NVIDIA / k8s-device-plugin

NVIDIA device plugin for Kubernetes
Apache License 2.0
2.45k stars 573 forks source link

WSL2 - No devices found. Waiting indefinitely. #646

Closed qingfengfenga closed 1 month ago

qingfengfenga commented 1 month ago

The template below is mostly useful for bug reports and support questions. Feel free to remove anything which doesn't apply to you and add more information where it makes sense.

Important Note: NVIDIA AI Enterprise customers can get support from NVIDIA Enterprise support. Please open a case here.

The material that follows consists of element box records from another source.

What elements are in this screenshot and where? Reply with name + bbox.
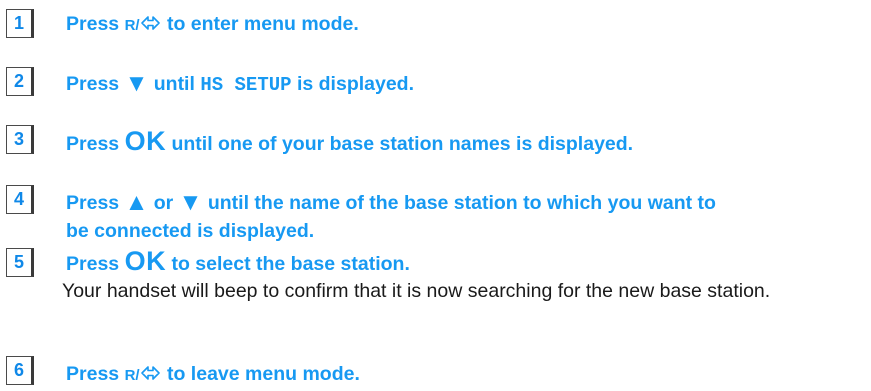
recall-arrow-icon — [140, 16, 160, 30]
instruction-text: until — [148, 73, 201, 95]
ok-key-label: OK — [124, 126, 167, 156]
instruction-text: until one of your base station names is … — [166, 133, 634, 155]
instruction-text: to select the base station. — [166, 253, 410, 275]
step-instruction: Press OK until one of your base station … — [66, 126, 861, 156]
ok-key-label: OK — [124, 246, 167, 276]
step-number-badge: 2 — [6, 67, 34, 96]
display-text: HS SETUP — [200, 74, 292, 96]
instruction-text: to leave menu mode. — [161, 363, 360, 385]
step-instruction: Press ▼ until HS SETUP is displayed. — [66, 72, 861, 97]
step-instruction: Press R/ to enter menu mode. — [66, 12, 861, 38]
instruction-text: or — [148, 192, 179, 214]
step-number-badge: 6 — [6, 356, 34, 385]
step-number-badge: 1 — [6, 9, 34, 38]
step-instruction: Press ▲ or ▼ until the name of the base … — [66, 191, 861, 215]
instruction-text: Press — [66, 13, 125, 35]
step-number-badge: 4 — [6, 185, 34, 214]
instruction-text: Press — [66, 133, 125, 155]
step-instruction-continued: be connected is displayed. — [66, 220, 315, 242]
step-number-badge: 3 — [6, 125, 34, 154]
instruction-text: Press — [66, 363, 125, 385]
step-instruction: Press R/ to leave menu mode. — [66, 362, 861, 388]
step-description: Your handset will beep to confirm that i… — [62, 280, 771, 302]
recall-key-label: R/ — [124, 17, 140, 34]
instruction-text: Press — [66, 253, 125, 275]
instruction-text: Press — [66, 192, 125, 214]
instruction-text: is displayed. — [291, 73, 415, 95]
instruction-text: until the name of the base station to wh… — [202, 192, 716, 214]
instruction-text: to enter menu mode. — [161, 13, 359, 35]
recall-key-label: R/ — [124, 367, 140, 384]
down-arrow-icon: ▼ — [124, 70, 149, 97]
step-instruction: Press OK to select the base station. — [66, 246, 861, 276]
down-arrow-icon: ▼ — [178, 189, 203, 216]
instruction-text: Press — [66, 73, 125, 95]
recall-arrow-icon — [140, 366, 160, 380]
up-arrow-icon: ▲ — [124, 189, 149, 216]
step-number-badge: 5 — [6, 248, 34, 277]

1. Quick Debug Information

2. Issue or feature description

Briefly explain the issue in terms of expected behavior and current behavior.

The current issue is that the nvidia device plugin pod can execute nvidia smi, but the logs indicate that the graphics card cannot be recognized.

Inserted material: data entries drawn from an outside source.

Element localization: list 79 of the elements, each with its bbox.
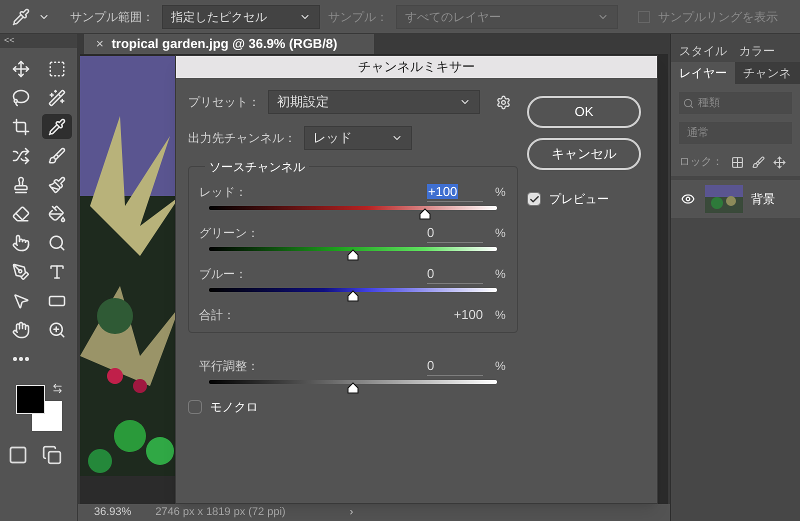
brush-icon[interactable] [752,156,765,168]
lock-label: ロック： [679,154,723,170]
value-field[interactable]: 0 [427,264,483,284]
preset-label: プリセット： [188,94,260,111]
total-label: 合計： [199,307,236,324]
zoom-icon [48,320,66,338]
lock-pixels-icon[interactable] [731,156,744,168]
document-tab[interactable]: × tropical garden.jpg @ 36.9% (RGB/8) [84,34,374,54]
value-field[interactable]: 0 [427,356,483,376]
swap-icon[interactable] [52,383,63,394]
type-icon [48,262,66,280]
unit-label: % [495,225,507,242]
output-channel-label: 出力先チャンネル： [188,130,296,147]
dialog-button[interactable]: キャンセル [527,138,641,170]
screen-mode-icon[interactable] [42,445,62,465]
lasso-icon [12,88,30,106]
pointer-icon [12,292,30,310]
paintbrush-icon [48,176,66,194]
value-field[interactable]: 0 [427,222,483,244]
layer-thumbnail [705,185,743,213]
eyedropper-icon [48,118,66,136]
dialog-title: チャンネルミキサー [176,56,657,78]
finger-icon [12,234,30,252]
panel-tab[interactable]: スタイル [679,42,727,60]
eye-icon[interactable] [681,192,695,206]
crossed-arrows-icon [12,146,30,164]
checkbox-label: プレビュー [549,191,609,208]
search-icon [683,98,694,108]
eyedropper-icon[interactable] [12,8,30,26]
unit-label: % [495,184,507,201]
unit-label: % [495,358,507,375]
checkbox[interactable] [188,400,202,414]
pen-icon [12,262,30,280]
status-arrow[interactable]: › [350,504,354,521]
layer-name: 背景 [751,191,775,208]
unit-label: % [495,266,507,283]
more-icon [13,356,29,360]
crop-icon [12,118,30,136]
checkbox-label: モノクロ [210,399,258,416]
magic-wand-icon [48,88,66,106]
tool-button[interactable] [42,114,72,139]
output-channel-dropdown[interactable]: レッド [304,126,412,150]
stamp-icon [12,176,30,194]
tab-title: tropical garden.jpg @ 36.9% (RGB/8) [112,35,338,54]
preset-dropdown[interactable]: 初期設定 [268,90,480,114]
move-icon[interactable] [773,156,786,168]
brush-icon [48,146,66,164]
color-swatches-drawing[interactable] [16,385,62,431]
sample-size-dropdown[interactable]: 指定したピクセル [162,4,320,28]
collapse-button[interactable]: << [0,34,77,48]
checkbox[interactable] [527,192,541,206]
document-size: 2746 px x 1819 px (72 ppi) [155,505,286,520]
close-button[interactable]: × [96,34,104,54]
channel-label: グリーン： [199,225,260,242]
slider-thumb[interactable] [347,249,359,261]
dialog-button[interactable]: OK [527,96,641,128]
check-icon [528,194,540,204]
slider-thumb[interactable] [347,382,359,394]
move-icon [12,60,30,78]
panel-tab[interactable]: レイヤー [671,62,735,84]
channel-label: ブルー： [199,266,248,283]
channel-label: 平行調整： [199,358,260,375]
settings-icon[interactable] [496,94,511,110]
value-field[interactable]: +100 [427,182,483,202]
channel-label: レッド： [199,184,248,201]
paint-bucket-icon [48,204,66,222]
zoom-level: 36.93% [94,505,132,520]
panel-tab[interactable]: チャンネ [735,62,799,84]
total-value: +100 [454,306,483,324]
slider-thumb[interactable] [347,290,359,302]
panel-tab[interactable]: カラー [739,42,775,60]
quick-mask-icon[interactable] [8,445,28,465]
eraser-icon [12,204,30,222]
sample-size-label: サンプル範囲： [70,8,154,26]
hand-icon [12,320,30,338]
unit-label: % [495,307,507,324]
marquee-icon [48,60,66,78]
slider-thumb[interactable] [419,208,431,220]
layer-row[interactable]: 背景 [671,180,800,218]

Detailed problem description

https://github.com/justinthelaw/k3d-gpu-support/issues/1

Reference

https://github.com/k3d-io/k3d/issues/1108#issuecomment-1616065479

3. Information to attach (optional if deemed irrelevant)

Common error checking:

NVIDIA-SMI-LOG.txt

Additional information that might help better understand your environment and reproduce the bug:

elezar commented 1 month ago

@qingfengfenga there was some work done for WSL2 in the 0.15.0 release branch. Could you test using the 0.15.0-rc.2 version instead of 0.14.5?

dbreyfogle commented 1 month ago

Hi @qingfengfenga, I recently submitted a PR to k3d which updated the documentation for how to run CUDA workloads: https://k3d.io/v5.6.3/usage/advanced/cuda

It also updated to 0.15.0-rc.2 of the nvidia device plugin as mentioned by @elezar. In my testing on WSL it was working without issues. Do you mind testing out using the new docs and see if that fixes it?

qingfengfenga commented 1 month ago

@elezar @dbreyfogle After using 0.15.0-rc.2, K3D on WLS2 can run CUDA workload normally. Thank you for your work and we look forward to the official release of 0.15 !